Despite their wealth of human and natural resources and rich cultural heritage, countries of the Middle East risk further impoverishment and isolation. Globalization poses enormous policy challenges for the region. The policies associated with past socialist regimes and centrally planned economies sorely need revision. Creating an enabling environment for private sector investment and exporting will help to achieve the growth that is needed to absorb the swelling tide of job-seekers. But adjustment is a difficult process, given the embeddedness of certain policies, institutional arrangements, and norms. Revisiting the role of the state in MENA is imperative in the new global context. At the same time, a delicate balance should be achieved between those policies that aim at integrating the region into the world and those that are needed to maximize its development potential.
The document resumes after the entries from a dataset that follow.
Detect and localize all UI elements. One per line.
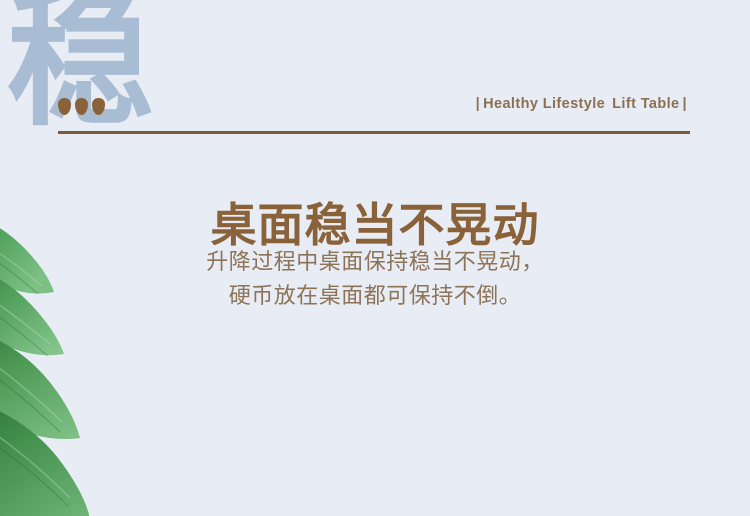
tagline-primary-text: Healthy Lifestyle bbox=[483, 96, 605, 112]
water-drop-group bbox=[58, 98, 114, 118]
promo-banner: 稳 |Healthy LifestyleLift Table| 桌面稳当不晃动 … bbox=[0, 0, 750, 516]
tagline-left-bar: | bbox=[473, 96, 483, 112]
water-drop-icon bbox=[92, 98, 105, 115]
subtitle: 升降过程中桌面保持稳当不晃动， 硬币放在桌面都可保持不倒。 bbox=[0, 246, 750, 314]
water-drop-icon bbox=[58, 98, 71, 115]
page-title: 桌面稳当不晃动 bbox=[0, 199, 750, 252]
tagline: |Healthy LifestyleLift Table| bbox=[473, 96, 690, 112]
water-drop-icon bbox=[75, 98, 88, 115]
subtitle-line-2: 硬币放在桌面都可保持不倒。 bbox=[0, 280, 750, 314]
tagline-secondary-text: Lift Table bbox=[612, 96, 679, 112]
tagline-right-bar: | bbox=[680, 96, 690, 112]
header-divider bbox=[58, 131, 690, 134]
subtitle-line-1: 升降过程中桌面保持稳当不晃动， bbox=[0, 246, 750, 280]
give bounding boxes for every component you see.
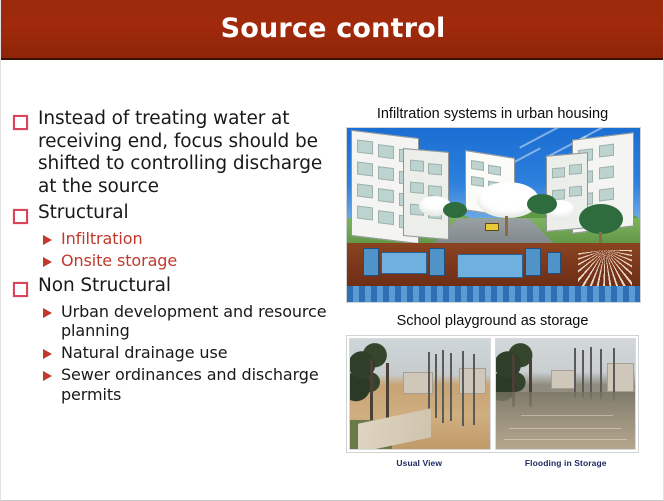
- sub-list: Infiltration Onsite storage: [43, 229, 343, 270]
- infiltration-tank: [457, 254, 523, 278]
- arrow-bullet-icon: [43, 349, 52, 359]
- pole: [450, 353, 452, 421]
- dark-tree: [579, 204, 623, 234]
- pole: [462, 351, 464, 426]
- bullet-text: Non Structural: [38, 275, 171, 298]
- page-title: Source control: [221, 13, 446, 44]
- arrow-bullet-icon: [43, 257, 52, 267]
- dark-tree: [443, 202, 467, 218]
- water-ripple: [521, 415, 613, 416]
- pole: [442, 350, 444, 423]
- arrow-bullet-icon: [43, 371, 52, 381]
- pole: [435, 354, 437, 418]
- list-item: Structural: [13, 202, 343, 225]
- sub-bullet-text: Infiltration: [61, 229, 143, 248]
- infiltration-pit: [363, 248, 379, 276]
- car: [485, 223, 499, 231]
- sub-bullet-text: Onsite storage: [61, 251, 177, 270]
- trees: [350, 341, 409, 420]
- dark-tree: [527, 194, 557, 214]
- list-item: Infiltration: [43, 229, 343, 248]
- list-item: Urban development and resource planning: [43, 302, 343, 340]
- flood-water: [496, 392, 636, 449]
- background-building: [551, 370, 575, 390]
- sub-bullet-text: Urban development and resource planning: [61, 302, 343, 340]
- arrow-bullet-icon: [43, 235, 52, 245]
- photo-label-usual-view: Usual View: [346, 458, 493, 468]
- figure-2-image: [346, 335, 639, 453]
- arrow-bullet-icon: [43, 308, 52, 318]
- figure-2-sub-labels: Usual View Flooding in Storage: [346, 458, 639, 468]
- pole: [574, 348, 576, 399]
- tree-trunk: [505, 216, 508, 236]
- bullet-text: Structural: [38, 202, 129, 225]
- bullet-text: Instead of treating water at receiving e…: [38, 108, 343, 198]
- slide-title-bar: Source control: [1, 0, 664, 60]
- figure-column: Infiltration systems in urban housing: [346, 106, 646, 468]
- list-item: Instead of treating water at receiving e…: [13, 108, 343, 198]
- list-item: Onsite storage: [43, 251, 343, 270]
- square-bullet-icon: [13, 282, 28, 297]
- list-item: Non Structural: [13, 275, 343, 298]
- tree-trunk: [386, 363, 389, 420]
- background-building: [607, 363, 634, 391]
- sub-bullet-text: Natural drainage use: [61, 343, 227, 362]
- apartment-building: [403, 148, 449, 240]
- list-item: Sewer ordinances and discharge permits: [43, 365, 343, 403]
- sub-bullet-text: Sewer ordinances and discharge permits: [61, 365, 343, 403]
- water-ripple: [509, 428, 621, 429]
- slide: Source control Instead of treating water…: [0, 0, 664, 501]
- infiltration-tank: [381, 252, 427, 274]
- figure-1-caption: Infiltration systems in urban housing: [346, 106, 639, 122]
- infiltration-pit: [429, 248, 445, 276]
- square-bullet-icon: [13, 209, 28, 224]
- infiltration-pit: [525, 248, 541, 276]
- figure-2-caption: School playground as storage: [346, 313, 639, 329]
- sub-list: Urban development and resource planning …: [43, 302, 343, 404]
- photo-flooding-in-storage: [495, 338, 637, 450]
- square-bullet-icon: [13, 115, 28, 130]
- list-item: Natural drainage use: [43, 343, 343, 362]
- tree-trunk: [370, 359, 373, 421]
- photo-label-flooding-in-storage: Flooding in Storage: [493, 458, 640, 468]
- water-table: [347, 286, 640, 302]
- tree-roots: [578, 250, 632, 286]
- bullet-list: Instead of treating water at receiving e…: [13, 108, 343, 409]
- figure-1-image: [346, 127, 641, 303]
- pole: [473, 354, 475, 424]
- photo-usual-view: [349, 338, 491, 450]
- water-ripple: [504, 439, 627, 440]
- infiltration-pit: [547, 252, 561, 274]
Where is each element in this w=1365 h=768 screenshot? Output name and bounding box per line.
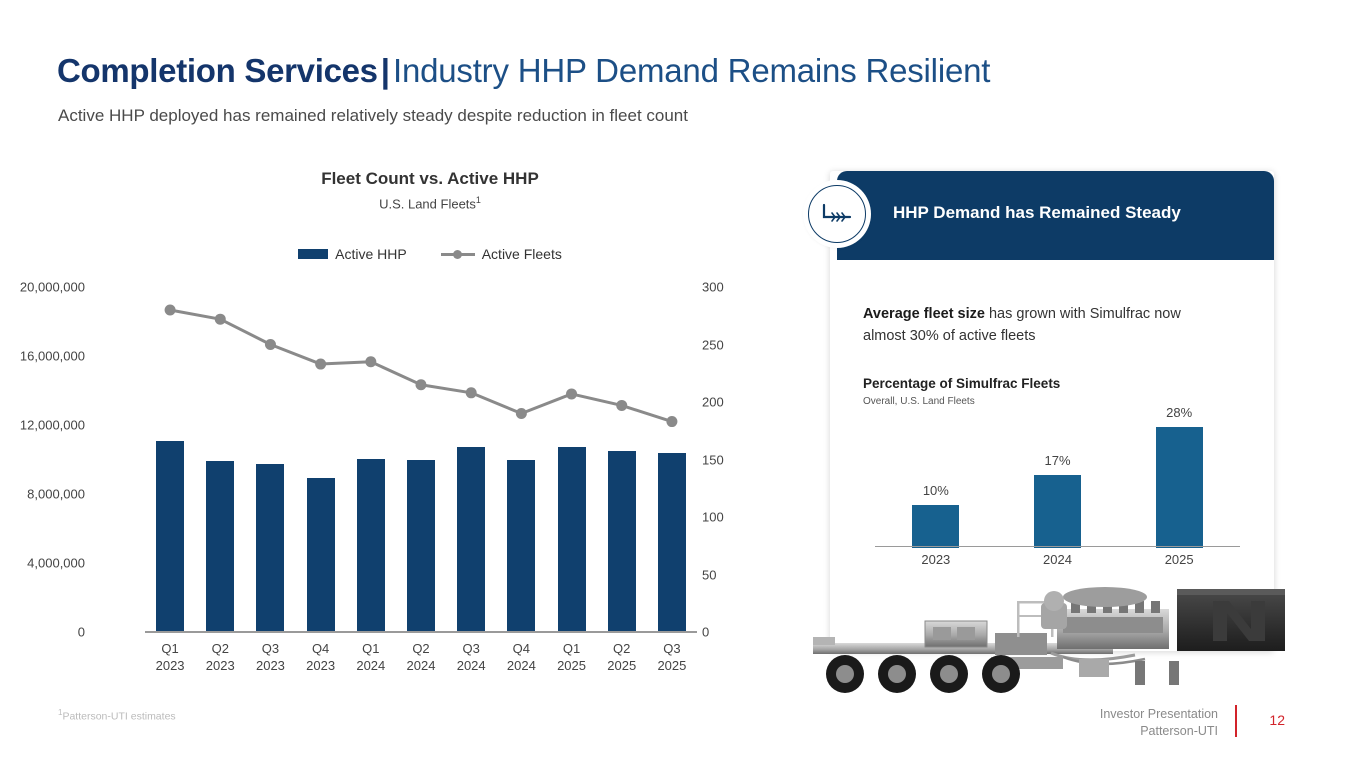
y-axis-left-tick: 8,000,000 [27,487,85,502]
x-axis-label-quarter: Q1 [557,640,586,657]
active-fleets-point [516,408,527,419]
active-fleets-polyline [170,310,672,422]
x-axis-baseline [145,631,697,633]
y-axis-right-tick: 250 [702,337,724,352]
mini-bar [1034,475,1081,548]
x-axis-label: Q12024 [356,640,385,674]
frac-pump-trailer-photo [805,575,1290,700]
chart-subtitle-text: U.S. Land Fleets [379,196,476,211]
bar-active-hhp [558,447,586,632]
legend-item-active-fleets: Active Fleets [441,246,562,262]
footer-divider [1235,705,1238,737]
chart-title: Fleet Count vs. Active HHP [150,169,710,189]
x-axis-label-year: 2023 [256,657,285,674]
x-axis-label-year: 2023 [206,657,235,674]
bar-active-hhp [357,459,385,632]
mini-chart-baseline [875,546,1240,547]
x-axis-label-quarter: Q3 [457,640,486,657]
mini-x-axis-label: 2025 [1165,552,1194,567]
x-axis-label-quarter: Q4 [306,640,335,657]
page-number: 12 [1269,712,1285,728]
footer-line2: Patterson-UTI [1100,723,1218,740]
mini-bar-value-label: 10% [923,483,949,498]
footnote-text: Patterson-UTI estimates [62,711,175,723]
x-axis-label: Q12023 [156,640,185,674]
frac-fleet-icon [808,185,866,243]
panel-badge [806,183,868,245]
chart-subtitle: U.S. Land Fleets1 [150,195,710,211]
chart-plot-area [145,287,697,632]
mini-chart-plot-area: 10%17%28% [875,408,1240,548]
x-axis-label-year: 2024 [407,657,436,674]
x-axis-label-quarter: Q3 [657,640,686,657]
y-axis-right-tick: 100 [702,510,724,525]
x-axis-label-year: 2025 [657,657,686,674]
panel-heading: HHP Demand has Remained Steady [893,203,1181,223]
x-axis-label-year: 2024 [356,657,385,674]
y-axis-left: 04,000,0008,000,00012,000,00016,000,0002… [0,287,85,632]
y-axis-left-tick: 20,000,000 [20,280,85,295]
page-title-light: Industry HHP Demand Remains Resilient [393,52,990,89]
x-axis-label-quarter: Q1 [356,640,385,657]
mini-x-axis-label: 2023 [921,552,950,567]
page-title: Completion Services|Industry HHP Demand … [57,52,990,90]
legend-swatch-bar-icon [298,249,328,259]
x-axis-label-year: 2024 [507,657,536,674]
mini-bar [912,505,959,548]
legend-swatch-line-icon [441,249,475,259]
active-fleets-point [315,359,326,370]
bar-active-hhp [608,451,636,632]
bar-active-hhp [206,461,234,632]
x-axis-label: Q22025 [607,640,636,674]
y-axis-right-tick: 0 [702,625,709,640]
y-axis-right-tick: 150 [702,452,724,467]
x-axis-label: Q42023 [306,640,335,674]
footer-line1: Investor Presentation [1100,706,1218,723]
x-axis-label-quarter: Q2 [206,640,235,657]
bar-active-hhp [307,478,335,632]
active-fleets-point [616,400,627,411]
x-axis-label-quarter: Q4 [507,640,536,657]
y-axis-left-tick: 0 [78,625,85,640]
y-axis-left-tick: 16,000,000 [20,349,85,364]
x-axis-label-year: 2025 [607,657,636,674]
bar-active-hhp [507,460,535,632]
legend-item-active-hhp: Active HHP [298,246,407,262]
y-axis-right-tick: 300 [702,280,724,295]
bar-active-hhp [256,464,284,632]
y-axis-right-tick: 50 [702,567,716,582]
x-axis-label-year: 2023 [156,657,185,674]
x-axis-label-quarter: Q3 [256,640,285,657]
y-axis-left-tick: 12,000,000 [20,418,85,433]
active-fleets-point [215,314,226,325]
mini-x-axis-label: 2024 [1043,552,1072,567]
active-fleets-point [466,387,477,398]
x-axis-label-quarter: Q1 [156,640,185,657]
active-fleets-point [165,305,176,316]
slide: Completion Services|Industry HHP Demand … [0,0,1365,768]
frac-fleet-glyph-icon [819,202,855,226]
panel-body-bold: Average fleet size [863,306,985,322]
y-axis-left-tick: 4,000,000 [27,556,85,571]
x-axis-label: Q32024 [457,640,486,674]
mini-bar [1156,427,1203,548]
x-axis-label: Q32025 [657,640,686,674]
panel-body-text: Average fleet size has grown with Simulf… [863,303,1223,347]
active-fleets-point [416,379,427,390]
x-axis-label-year: 2024 [457,657,486,674]
page-title-strong: Completion Services [57,52,378,89]
chart-subtitle-footnote-marker: 1 [476,195,481,205]
bar-active-hhp [156,441,184,632]
active-fleets-point [566,388,577,399]
active-fleets-point [365,356,376,367]
frac-pump-trailer-graphic-icon [805,575,1290,700]
legend-label-active-fleets: Active Fleets [482,246,562,262]
bar-active-hhp [407,460,435,633]
x-axis-labels: Q12023Q22023Q32023Q42023Q12024Q22024Q320… [145,640,697,686]
page-subtitle: Active HHP deployed has remained relativ… [58,106,688,126]
active-fleets-point [265,339,276,350]
y-axis-right-tick: 200 [702,395,724,410]
mini-chart-title: Percentage of Simulfrac Fleets [863,376,1060,391]
x-axis-label: Q32023 [256,640,285,674]
footer-text: Investor Presentation Patterson-UTI [1100,706,1218,740]
legend-label-active-hhp: Active HHP [335,246,407,262]
x-axis-label: Q42024 [507,640,536,674]
mini-bar-value-label: 28% [1166,405,1192,420]
bar-active-hhp [658,453,686,632]
x-axis-label: Q22024 [407,640,436,674]
bar-active-hhp [457,447,485,632]
x-axis-label-quarter: Q2 [407,640,436,657]
x-axis-label-year: 2025 [557,657,586,674]
chart-legend: Active HHP Active Fleets [150,246,710,262]
mini-bar-value-label: 17% [1044,453,1070,468]
x-axis-label-year: 2023 [306,657,335,674]
y-axis-right: 050100150200250300 [702,287,762,632]
page-title-divider: | [378,52,393,89]
x-axis-label: Q22023 [206,640,235,674]
x-axis-label: Q12025 [557,640,586,674]
mini-chart-subtitle: Overall, U.S. Land Fleets [863,396,975,407]
active-fleets-point [666,416,677,427]
x-axis-label-quarter: Q2 [607,640,636,657]
footnote: 1Patterson-UTI estimates [58,708,176,723]
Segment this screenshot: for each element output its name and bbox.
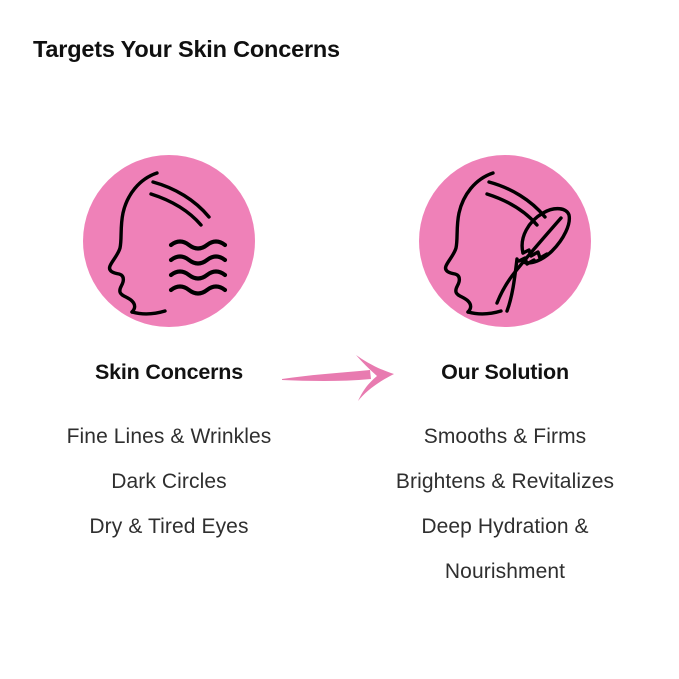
solution-list: Smooths & Firms Brightens & Revitalizes … bbox=[360, 414, 650, 594]
skin-concerns-infographic: Targets Your Skin Concerns bbox=[0, 0, 679, 679]
list-item: Smooths & Firms bbox=[360, 414, 650, 459]
list-item: Brightens & Revitalizes bbox=[360, 459, 650, 504]
column-our-solution: Our Solution Smooths & Firms Brightens &… bbox=[355, 155, 655, 594]
page-title: Targets Your Skin Concerns bbox=[33, 36, 340, 63]
concern-list: Fine Lines & Wrinkles Dark Circles Dry &… bbox=[24, 414, 314, 549]
face-profile-wrinkles-icon bbox=[83, 155, 255, 327]
column-heading-our-solution: Our Solution bbox=[441, 362, 569, 384]
column-heading-skin-concerns: Skin Concerns bbox=[95, 362, 243, 384]
list-item: Dark Circles bbox=[24, 459, 314, 504]
face-profile-feather-icon bbox=[419, 155, 591, 327]
list-item: Dry & Tired Eyes bbox=[24, 504, 314, 549]
column-skin-concerns: Skin Concerns Fine Lines & Wrinkles Dark… bbox=[19, 155, 319, 549]
list-item: Deep Hydration & Nourishment bbox=[360, 504, 650, 594]
list-item: Fine Lines & Wrinkles bbox=[24, 414, 314, 459]
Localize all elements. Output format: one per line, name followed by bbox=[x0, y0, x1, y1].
The region will make no real progress on the development plane while it lives in constant turmoil, the root of which is humiliation and threats to the identity and future of an entire generation of young Arabs. Globalization should mean widening the scope of human choice and the full exercise of human rights. The Middle East, more than any region in the world, needs a fair arbitrator in the global political arena, along with the provision of all other public goods. When the international community can deliver respect for the rights of individuals to security in their own homes, citizens of the region can better demand democracy from their leaders.